La voce di Welby potrebbe rivivere incarnata sulla scena per pronunciare le ragioni prime ed ultime dell’esistenza umana, per invocare l’empatia degli spettatori, per chiamare la comunità civile alla discussione sugli interrogativi ultimativi e radicalmente umani, per divenire interpreti ed attori del nostro stesso destino”. – Emanuele Vezzoli

“Emanuele Vezzoli, direttore e interprete dello spettacolo, ha vinto la sfida. Solo al centro della scena per tutta la durata della rappresentazione (ma con l’aiuto decisivo di Gabriella Borni che ha curato i movimenti scenici), Vezzoli fa la cosa giusta: un impasto alto di linguaggio e corpo. Esalta gli aculei del parlato anche più scurrile e li miscela con una presenza fisica discreta ma potente. Il corpo che occupa la scena deve essere potente per esprimere la lotta di Welby, quella stessa lotta che, nella vita reale, poteva essere solamente linguistica. In questo sforzo si coglie la necessità del teatro. Un materiale drammaturgico così ricco e composito – fatto di un vissuto doloroso ed etico, di impegno profondo su temi lancinanti, di vivezza espressiva, di una carnalità dolente e sfacciata – chiedeva nella rappresentazione la libertà di quel corpo, proprio come la chiedeva, nella vita reale, il protagonista. Ritorna in questo modo un teatro impegnato, ma fuori da ogni didascalia. La libertà immaginativa, fatta di giochi scenici, inventive associazioni di idee e di parole, tensione muscolare e sudore di nervi, in qualche modo diventa speculare alla vicenda dell’emersione del corpo dei cittadini sulla scena della politica. Se in questi anni, infatti, la politica si è sempre più ridotta a luogo vuoto di forme e riti inconcludenti, i diritti dei cittadini sono viceversa emersi come ‘corpo’ scandaloso sulla scena delle politiche pubbliche: basti pensare, in particolare, ai diritti dei disabili e dei malati cronici e terminali.
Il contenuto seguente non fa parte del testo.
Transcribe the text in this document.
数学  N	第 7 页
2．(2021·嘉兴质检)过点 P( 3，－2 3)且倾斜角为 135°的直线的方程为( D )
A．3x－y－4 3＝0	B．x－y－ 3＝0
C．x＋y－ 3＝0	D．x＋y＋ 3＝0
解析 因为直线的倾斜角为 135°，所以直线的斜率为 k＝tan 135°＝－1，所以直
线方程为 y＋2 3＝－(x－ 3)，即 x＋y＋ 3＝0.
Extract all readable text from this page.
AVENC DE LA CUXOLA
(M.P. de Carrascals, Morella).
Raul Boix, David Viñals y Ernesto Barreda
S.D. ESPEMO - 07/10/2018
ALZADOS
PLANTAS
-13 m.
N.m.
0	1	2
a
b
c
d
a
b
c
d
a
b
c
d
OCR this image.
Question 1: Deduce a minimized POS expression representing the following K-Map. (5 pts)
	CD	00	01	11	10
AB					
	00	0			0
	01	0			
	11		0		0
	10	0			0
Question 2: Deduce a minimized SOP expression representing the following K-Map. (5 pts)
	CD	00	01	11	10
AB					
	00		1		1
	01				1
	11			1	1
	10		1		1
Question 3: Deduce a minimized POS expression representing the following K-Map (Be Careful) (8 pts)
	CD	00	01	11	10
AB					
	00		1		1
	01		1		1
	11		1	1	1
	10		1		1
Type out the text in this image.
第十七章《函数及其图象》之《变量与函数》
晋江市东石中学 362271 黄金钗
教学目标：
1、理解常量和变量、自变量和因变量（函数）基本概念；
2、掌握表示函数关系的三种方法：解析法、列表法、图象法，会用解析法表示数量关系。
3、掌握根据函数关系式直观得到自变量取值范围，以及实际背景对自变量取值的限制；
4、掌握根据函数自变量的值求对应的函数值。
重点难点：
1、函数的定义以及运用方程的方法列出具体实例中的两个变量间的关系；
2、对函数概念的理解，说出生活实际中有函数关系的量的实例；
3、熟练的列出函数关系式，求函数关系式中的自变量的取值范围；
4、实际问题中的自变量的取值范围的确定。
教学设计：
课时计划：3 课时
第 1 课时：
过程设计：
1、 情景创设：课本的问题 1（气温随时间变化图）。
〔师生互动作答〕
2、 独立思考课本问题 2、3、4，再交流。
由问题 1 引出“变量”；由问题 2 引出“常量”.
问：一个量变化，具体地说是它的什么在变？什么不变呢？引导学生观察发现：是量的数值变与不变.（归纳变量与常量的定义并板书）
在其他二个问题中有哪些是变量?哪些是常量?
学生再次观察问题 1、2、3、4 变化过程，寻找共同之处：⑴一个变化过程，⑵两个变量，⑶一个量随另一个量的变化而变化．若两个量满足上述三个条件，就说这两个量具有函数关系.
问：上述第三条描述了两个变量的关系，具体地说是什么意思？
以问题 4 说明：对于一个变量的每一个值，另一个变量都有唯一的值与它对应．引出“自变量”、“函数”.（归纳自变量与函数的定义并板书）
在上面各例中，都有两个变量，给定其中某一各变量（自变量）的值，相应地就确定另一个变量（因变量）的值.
Il ‘corpo’ dei cittadini – la concretezza dei loro diritti – sempre più spesso rappresenta un interrogativo rivolto alla astrattezza delle forme giuridiche e alla siderale assenza del ceto politico. La vicenda di Welby, il suo romanzo, questa traduzione teatrale stanno lì a dimostrarlo. Il lavoro di Emanuele Vezzoli sul testo di Ocean terminal sembra compiuto proprio per questo: per aver fatto del proprio corpo il testo, allo stesso tempo, di una riuscita opera teatrale e di un profondo messaggio civile”.